日本学術振興会:科学研究費助成事業 奨励研究(A)
Date (from‐to) : 1997 -1998
Author : 三田村 邦子
本年度は昨年度の研究を踏まえ,LC/MSにおける誘導体化の有用性をさらに明らかにすると共に,生体試料中微量ステロイド分析に応用した.
1. ビタミンD骨格と選択的に反応するCookson型試薬(4-phenyl-1,2,4-triazoline-3,5-dione等)を用いてビタミンD脂肪酸エステルを誘導体化し,LC/APCI-MSに付したところ,正負両イオンモードで分子量関連イオン([M+H]^+又は[M-H]^-)のみならず特徴的なフラグメントイオンが生成し,抱合位置に関する情報も得られた.これは生体試料中ビタミンD代謝物の同定上有用な知見となり得るものであった.

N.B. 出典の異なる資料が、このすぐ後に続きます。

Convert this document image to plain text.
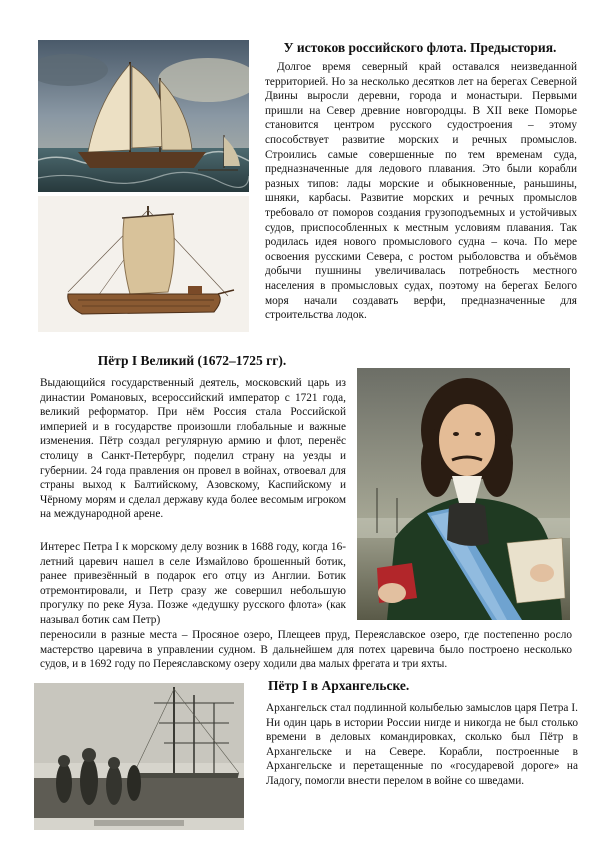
У истоков российского флота. Предыстория.

Долгое время северный край оставался неизведанной территорией. Но за несколько десятков лет на берегах Северной Двины выросли деревни, города и монастыри. Первыми пришли на Север древние новгородцы. В XII веке Поморье становится центром русского судостроения – этому способствует развитие морских и речных промыслов. Строились самые совершенные по тем временам суда, предназначенные для ледового плавания. Это были корабли разных типов: лады морские и обыкновенные, раньшины, шняки, карбасы. Развитие морских и речных промыслов требовало от поморов создания грузоподъемных и устойчивых судов, приспособленных к местным условиям плавания. Так родилась идея нового промыслового судна – коча. По мере освоения русскими Севера, с ростом рыболовства и объёмов добычи пушнины увеличивалась потребность местного населения в промысловых судах, поэтому на берегах Белого моря начали создавать верфи, предназначенные для строительства лодок.

Пётр I Великий (1672–1725 гг).

Выдающийся государственный деятель, московский царь из династии Романовых, всероссийский император с 1721 года, великий реформатор. При нём Россия стала Российской империей и в государстве произошли глобальные и важные изменения. Пётр создал регулярную армию и флот, перенёс столицу в Санкт-Петербург, поделил страну на уезды и губернии. 24 года правления он провел в войнах, отвоевал для страны выход к Балтийскому, Азовскому, Каспийскому и Чёрному морям и сделал державу куда более весомым игроком на международной арене.

Интерес Петра I к морскому делу возник в 1688 году, когда 16-летний царевич нашел в селе Измайлово брошенный ботик, ранее привезённый в подарок его отцу из Англии. Ботик отремонтировали, и Петр сразу же совершил небольшую прогулку по реке Яуза. Позже «дедушку русского флота» (как называл ботик сам Петр)

переносили в разные места – Просяное озеро, Плещеев пруд, Переяславское озеро, где постепенно росло мастерство царевича в управлении судном. В дальнейшем для потех царевича было построено несколько судов, и в 1692 году по Переяславскому озеру ходили два малых фрегата и три яхты.

Пётр I в Архангельске.

Архангельск стал подлинной колыбелью замыслов царя Петра I. Ни один царь в истории России нигде и никогда не был столько времени в деловых командировках, сколько был Пётр в Архангельске и на Севере. Корабли, построенные в Архангельске и перетащенные по «государевой дороге» на Ладогу, помогли внести перелом в войне со шведами.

2. 脳内ステロイドホルモンの一種であるプレグネノロン 3-サルフェート(PS)に着目し,まず標品PSをO-methylhydroxylamine,O-pentafluorobenzylhydroxylamine又は4-(N,N-dimethylaminosulfonyl)-7-hydrazino-2,1,3-benzoxadiazole(DBD-H)で誘導体化後,負イオン検出LC-ESI-MSに付し,その諸性質を精査した.その結果,いずれも[M-H]^-が基準イオンとして観察される上に,本イオンを用いる選択イオン検出において,誘導体化前に比し約10倍の高感度な応答を示し,誘導体化の有用性が明らかとなった.また,誘導体化率,後処理の簡便性,実試料に適用した際のクロマトグラフ的挙動を考慮した結果,上記の誘導体化の中でDBD化が最も優れていた.
3. 上記2の誘導体化法及び重水素化内標準物質[^2H_4]PSを用い,LC/MS(/MS)によるラット脳内PS定量法を開発し,実試料へ適用した.その結果,従来法(RIA等)による文献値(21±5 ng/g tissue)に比し,はるかに低値を示すなど,興味ある知見が得られた.